Una cena equilibrada y ligera debería contener verduras crudas o cocinadas, alimentos proteicos magros (carne, pescado o huevos) y una cantidad moderada de alimentos feculentos (pan, pasta, cereales y legumbres). Consulte a su dietista-nutricionista sobre la composición cuantitativa si está realizando una dieta controlada en calorías. Algunos ejemplos:

• Cena: puré de calabacín con merluza a la plancha. Postre: mandarinas. En detalle: crema de calabacín, cebolla y un poco de patata, aderezada con sal y pimienta negra, todo triturado. Merluza a la plancha. 2 mandarinas de postre.
• Cena: ensalada completa. Postre: mango. En detalle: ensalada con lechuga y brotes de canónigos, tomate cherry, remolacha y zanahoria con un huevo duro y 25g de avellanas. 2 tostadas integrales. Medio mango de postre.
• Cena: Verdurita al vapor o lékué con pollo. Postre: melón. En detalle: berenjena, cebolla, zanahoria y tomate a tiras, cocinados al vapor o en lékué, con pechuga de pollo a daditos. Dos rebanadas de pan integral. Melón de postre.
• Cena: Ensalada de tomate y ventresca de atún. Postre: plátano. En detalle: tomate de ensalada en rebanadas gruesas acompañado de ventresca de atún. Dos rebanadas de pan integral. Plátano de postre.

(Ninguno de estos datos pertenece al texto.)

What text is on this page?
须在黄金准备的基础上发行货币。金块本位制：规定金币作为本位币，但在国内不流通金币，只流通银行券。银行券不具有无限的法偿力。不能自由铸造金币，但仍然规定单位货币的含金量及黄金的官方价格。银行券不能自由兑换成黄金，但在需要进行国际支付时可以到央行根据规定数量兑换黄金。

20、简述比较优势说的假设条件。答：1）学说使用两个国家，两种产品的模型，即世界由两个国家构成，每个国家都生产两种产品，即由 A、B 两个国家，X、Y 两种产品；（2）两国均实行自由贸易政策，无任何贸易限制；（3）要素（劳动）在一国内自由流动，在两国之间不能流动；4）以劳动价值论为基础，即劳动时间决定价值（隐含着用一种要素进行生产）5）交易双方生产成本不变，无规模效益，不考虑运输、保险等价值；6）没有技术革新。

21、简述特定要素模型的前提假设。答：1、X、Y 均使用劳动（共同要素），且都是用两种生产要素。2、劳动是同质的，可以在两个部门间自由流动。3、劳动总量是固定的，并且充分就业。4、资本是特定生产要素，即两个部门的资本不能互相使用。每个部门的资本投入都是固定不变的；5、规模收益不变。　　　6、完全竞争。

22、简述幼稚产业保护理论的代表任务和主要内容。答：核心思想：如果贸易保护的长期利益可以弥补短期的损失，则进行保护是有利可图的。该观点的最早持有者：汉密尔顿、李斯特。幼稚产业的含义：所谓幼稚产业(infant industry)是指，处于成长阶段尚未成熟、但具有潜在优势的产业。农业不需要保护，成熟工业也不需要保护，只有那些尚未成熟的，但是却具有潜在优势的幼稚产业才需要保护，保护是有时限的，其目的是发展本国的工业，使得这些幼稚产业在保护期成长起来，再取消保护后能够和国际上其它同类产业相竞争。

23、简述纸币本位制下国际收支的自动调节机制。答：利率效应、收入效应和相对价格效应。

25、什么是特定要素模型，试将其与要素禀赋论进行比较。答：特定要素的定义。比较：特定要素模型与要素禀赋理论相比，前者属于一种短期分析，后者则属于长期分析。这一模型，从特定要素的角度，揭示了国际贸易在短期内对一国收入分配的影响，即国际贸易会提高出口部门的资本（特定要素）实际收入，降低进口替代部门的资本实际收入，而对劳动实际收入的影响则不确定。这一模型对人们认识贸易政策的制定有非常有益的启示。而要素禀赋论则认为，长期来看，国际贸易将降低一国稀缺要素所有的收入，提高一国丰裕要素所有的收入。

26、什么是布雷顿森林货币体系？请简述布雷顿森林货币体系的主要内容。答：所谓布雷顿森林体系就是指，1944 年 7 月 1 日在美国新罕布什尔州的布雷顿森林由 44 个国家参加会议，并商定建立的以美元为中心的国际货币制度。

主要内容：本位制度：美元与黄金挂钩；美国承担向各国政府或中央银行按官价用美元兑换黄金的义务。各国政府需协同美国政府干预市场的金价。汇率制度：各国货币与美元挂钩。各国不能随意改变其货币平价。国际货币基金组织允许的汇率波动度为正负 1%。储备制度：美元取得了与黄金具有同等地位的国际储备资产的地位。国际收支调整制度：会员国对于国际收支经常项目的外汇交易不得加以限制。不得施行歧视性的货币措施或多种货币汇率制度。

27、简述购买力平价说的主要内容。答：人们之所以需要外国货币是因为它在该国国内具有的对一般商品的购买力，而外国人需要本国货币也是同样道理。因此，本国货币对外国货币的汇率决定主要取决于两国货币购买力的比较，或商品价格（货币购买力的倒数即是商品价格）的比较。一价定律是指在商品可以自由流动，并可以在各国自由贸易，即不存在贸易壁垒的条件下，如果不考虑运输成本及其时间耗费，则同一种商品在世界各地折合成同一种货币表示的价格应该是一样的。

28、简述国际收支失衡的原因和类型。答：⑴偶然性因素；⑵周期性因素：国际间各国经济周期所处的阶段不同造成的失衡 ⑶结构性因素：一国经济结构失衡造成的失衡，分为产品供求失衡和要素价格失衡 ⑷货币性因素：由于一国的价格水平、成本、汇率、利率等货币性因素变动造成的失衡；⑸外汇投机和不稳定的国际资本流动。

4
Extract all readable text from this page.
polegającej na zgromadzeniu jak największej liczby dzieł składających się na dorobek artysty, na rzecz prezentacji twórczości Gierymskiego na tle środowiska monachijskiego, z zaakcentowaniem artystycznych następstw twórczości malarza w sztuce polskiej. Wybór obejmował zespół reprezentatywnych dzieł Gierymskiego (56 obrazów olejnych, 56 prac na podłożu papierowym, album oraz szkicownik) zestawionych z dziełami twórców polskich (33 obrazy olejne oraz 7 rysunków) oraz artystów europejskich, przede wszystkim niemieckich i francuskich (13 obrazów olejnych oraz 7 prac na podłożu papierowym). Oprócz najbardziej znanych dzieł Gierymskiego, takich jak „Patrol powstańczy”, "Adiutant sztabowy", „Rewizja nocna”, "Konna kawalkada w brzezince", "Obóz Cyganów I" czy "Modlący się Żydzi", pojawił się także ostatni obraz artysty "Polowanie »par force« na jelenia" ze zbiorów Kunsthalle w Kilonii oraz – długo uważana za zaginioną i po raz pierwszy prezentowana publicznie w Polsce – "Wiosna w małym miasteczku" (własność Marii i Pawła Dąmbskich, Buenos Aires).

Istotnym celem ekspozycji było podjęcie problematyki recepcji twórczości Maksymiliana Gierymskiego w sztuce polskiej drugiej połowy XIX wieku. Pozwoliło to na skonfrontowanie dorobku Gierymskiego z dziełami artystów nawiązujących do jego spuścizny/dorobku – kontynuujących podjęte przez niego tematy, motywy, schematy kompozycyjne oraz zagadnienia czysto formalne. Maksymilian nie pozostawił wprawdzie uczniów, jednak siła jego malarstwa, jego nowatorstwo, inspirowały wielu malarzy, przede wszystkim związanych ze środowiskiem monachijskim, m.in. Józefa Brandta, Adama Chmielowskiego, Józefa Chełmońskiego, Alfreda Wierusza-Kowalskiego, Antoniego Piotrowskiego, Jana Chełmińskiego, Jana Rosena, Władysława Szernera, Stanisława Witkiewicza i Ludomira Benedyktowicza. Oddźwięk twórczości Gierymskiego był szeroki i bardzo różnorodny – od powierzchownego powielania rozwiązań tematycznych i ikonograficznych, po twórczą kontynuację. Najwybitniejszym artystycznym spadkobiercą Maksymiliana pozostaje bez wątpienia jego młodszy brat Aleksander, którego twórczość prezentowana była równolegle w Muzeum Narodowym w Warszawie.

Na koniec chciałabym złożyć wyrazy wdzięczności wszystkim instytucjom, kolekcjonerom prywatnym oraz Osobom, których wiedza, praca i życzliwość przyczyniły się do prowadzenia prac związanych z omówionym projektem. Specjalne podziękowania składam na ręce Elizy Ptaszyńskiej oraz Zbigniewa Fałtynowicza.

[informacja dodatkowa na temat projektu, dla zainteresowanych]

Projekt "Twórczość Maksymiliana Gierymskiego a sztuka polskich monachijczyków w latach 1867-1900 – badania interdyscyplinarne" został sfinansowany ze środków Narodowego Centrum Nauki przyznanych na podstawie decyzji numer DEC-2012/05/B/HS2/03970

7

Características principales de la alimentación saludable

La definición de “alimentación saludable” incorpora diversos conceptos -como armonía, equilibrio o sostenibilidad- que pueden generar dudas. Por ello, el GREP-AEDN los ha detallado uno a uno, para evitar ambigüedades. De este modo, para que nuestra alimentación se considere saludable, debe ser:
• Satisfactoria: agradable y placentera para los sentidos.
• Suficiente: que cubra las necesidades de energía, en función de las necesidades de las diferentes etapas o circunstancias de la vida.
• Completa: que contenga todos los nutrientes que necesita el organismo y en cantidades adecuadas.
• Equilibrada: con una mayor presencia de una amplia variedad de alimentos frescos y, sobre todo, de origen vegetal, y con una escasa o nula presencia tanto de bebidas alcohólicas como de alimentos con baja calidad nutricional.
• Armónica: con un equilibrio proporcional de los macronutrientes que la integran.
• Segura: sin dosis de contaminantes biológicos o químicos que superen los límites de seguridad establecidos por las autoridades competentes, o exenta de tóxicos o contaminantes físicos, químicos o biológicos que puedan resultar nocivos para individuos sensibles.
• Adaptada: que se adapte a las características individuales (situación fisiológica y/o fisiopatológica), sociales, culturales y del entorno del individuo.
• Sostenible: que su contribución al cambio climático sea la menor posible y que priorice los productos autóctonos.
• Asequible: que permita la interacción social y la convivencia y que sea viable desde el punto de vista económico para el individuo.